Ames, a long-time fisherman and also a scientist, presented a slide show of his research into lost fisheries along the Northeast coast, work that won him a MacArthur Foundation award last year. As part of the fishing community, he was able to chart old fishing grounds, and what became clear was that cod and other fish spawn along the coastal shelf in the Gulf of Maine, within 20 miles of the coast, and this is where the fisheries had collapsed most dramatically.

The graphs showed fisheries productivity over a span of years. High productivity was the general rule until it began to decline precipitously in the late 1960s with the advent of huge foreign fishing trawlers coming into the Northeast coast waters. When the offshore limit was enforced to protect American fishing fleets, the numbers climbed dramatically.

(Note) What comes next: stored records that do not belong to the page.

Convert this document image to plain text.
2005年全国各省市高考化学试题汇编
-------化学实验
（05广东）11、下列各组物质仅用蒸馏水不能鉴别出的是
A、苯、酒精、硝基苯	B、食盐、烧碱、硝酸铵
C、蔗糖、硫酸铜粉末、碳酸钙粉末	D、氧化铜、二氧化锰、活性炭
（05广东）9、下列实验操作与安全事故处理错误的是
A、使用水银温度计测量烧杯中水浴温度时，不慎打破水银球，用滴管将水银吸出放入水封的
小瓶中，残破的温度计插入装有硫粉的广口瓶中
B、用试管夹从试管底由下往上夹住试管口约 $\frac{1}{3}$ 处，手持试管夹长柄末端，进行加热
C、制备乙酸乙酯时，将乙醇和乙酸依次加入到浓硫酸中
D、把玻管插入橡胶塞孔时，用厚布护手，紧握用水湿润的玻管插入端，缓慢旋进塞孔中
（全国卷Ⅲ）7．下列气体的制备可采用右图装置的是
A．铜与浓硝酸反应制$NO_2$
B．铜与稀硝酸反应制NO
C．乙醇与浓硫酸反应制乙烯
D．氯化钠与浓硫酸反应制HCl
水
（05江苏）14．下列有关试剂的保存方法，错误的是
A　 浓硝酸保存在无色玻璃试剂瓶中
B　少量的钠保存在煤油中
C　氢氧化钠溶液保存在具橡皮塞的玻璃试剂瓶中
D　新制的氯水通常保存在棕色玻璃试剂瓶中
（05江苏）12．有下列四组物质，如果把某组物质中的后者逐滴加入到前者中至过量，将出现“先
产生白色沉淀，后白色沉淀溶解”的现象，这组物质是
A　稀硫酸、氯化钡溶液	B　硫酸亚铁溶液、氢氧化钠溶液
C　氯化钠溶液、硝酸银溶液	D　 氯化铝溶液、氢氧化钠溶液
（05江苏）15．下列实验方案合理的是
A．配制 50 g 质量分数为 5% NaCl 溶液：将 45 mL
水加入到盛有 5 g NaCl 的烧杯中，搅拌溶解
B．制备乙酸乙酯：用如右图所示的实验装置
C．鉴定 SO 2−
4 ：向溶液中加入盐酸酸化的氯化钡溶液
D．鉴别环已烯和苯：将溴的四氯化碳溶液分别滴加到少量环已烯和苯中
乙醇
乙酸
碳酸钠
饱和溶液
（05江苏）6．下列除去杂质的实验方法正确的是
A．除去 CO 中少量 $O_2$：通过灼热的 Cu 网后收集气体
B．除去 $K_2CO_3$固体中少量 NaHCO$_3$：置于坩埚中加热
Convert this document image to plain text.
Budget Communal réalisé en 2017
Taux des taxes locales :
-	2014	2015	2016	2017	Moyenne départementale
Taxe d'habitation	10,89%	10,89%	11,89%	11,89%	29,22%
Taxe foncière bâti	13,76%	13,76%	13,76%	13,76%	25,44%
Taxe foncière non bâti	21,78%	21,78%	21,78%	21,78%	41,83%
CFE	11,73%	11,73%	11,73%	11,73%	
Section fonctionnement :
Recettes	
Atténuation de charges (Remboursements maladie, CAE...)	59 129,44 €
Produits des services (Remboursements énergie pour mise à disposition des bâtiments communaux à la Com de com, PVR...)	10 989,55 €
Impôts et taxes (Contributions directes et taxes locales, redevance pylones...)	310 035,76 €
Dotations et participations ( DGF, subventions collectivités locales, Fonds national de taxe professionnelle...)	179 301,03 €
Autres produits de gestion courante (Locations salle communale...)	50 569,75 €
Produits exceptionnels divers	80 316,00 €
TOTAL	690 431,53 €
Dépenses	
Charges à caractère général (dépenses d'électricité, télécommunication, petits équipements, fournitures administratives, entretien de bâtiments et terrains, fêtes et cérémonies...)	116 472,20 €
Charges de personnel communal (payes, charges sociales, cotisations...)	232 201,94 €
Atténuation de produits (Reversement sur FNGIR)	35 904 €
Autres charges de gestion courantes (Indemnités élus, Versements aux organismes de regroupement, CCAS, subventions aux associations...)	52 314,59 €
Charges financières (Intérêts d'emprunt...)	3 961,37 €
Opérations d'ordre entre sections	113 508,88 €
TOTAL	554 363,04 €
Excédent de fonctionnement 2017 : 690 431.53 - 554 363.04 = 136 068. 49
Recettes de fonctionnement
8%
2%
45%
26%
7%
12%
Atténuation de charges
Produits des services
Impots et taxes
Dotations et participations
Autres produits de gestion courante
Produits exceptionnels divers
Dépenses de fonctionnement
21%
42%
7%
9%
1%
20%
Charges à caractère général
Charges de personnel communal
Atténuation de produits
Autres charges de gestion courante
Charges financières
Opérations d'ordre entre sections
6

However, very soon after, the productivity fell rapidly again.

“Marine ecosystems are very complex and always changing,” Ames said, indicating that not enough thinking about this complexity goes into management of fisheries. “The Gulf of Maine was incredibly productive… a great biological soup of plankton and alewives” along with the larger fish, he said. In fact, he found a historical connection between cod and alewives: when the alewives disappeared along the coast, so did the cod.

“The key to a healthy ecosystem is diversity and habitat,” Ames said. In addition to loss of habitat and diversity, groundfisheries have also suffered from technologically overly sophisticated fishing boats taking all of the little that’s there. By 1990, the cod fishery collapsed, followed soon after by flounder. Ames, along with 30 percent of the fishing population, was forced to leave fishing. “Fishermen were on the edge of despair,” Ames said.

Collaborative effort

He then turned to lobster fishing. Interestingly, the lobster industry has become a model of stewardship in the Gulf of Maine, with lobstermen and scientists joining together in a “collaborative effort,” as Alden remarked, to monitor the population and establish re-seeding programs. “Fishermen working with scientists – this is transformative,” she said.

She and Ames have recently helped found the Penobscot East Resource Center, dedicated to “…collaborative marine science and sustainable economic development to benefit the fishermen and communities of Penobscot Bay and the Eastern Gulf of Maine.” It provides support to local groups engaged in community-based fisheries, groups such as the Stonington Fisheries Alliance.

Their hope is that such alliances will spread to other communities, bringing the “small is beautiful” idea from philosophy into reality. Indeed, it has become apparent it’s not just a “beautiful” idea, but, as exemplified by the fisheries issue, an absolutely critical one as well.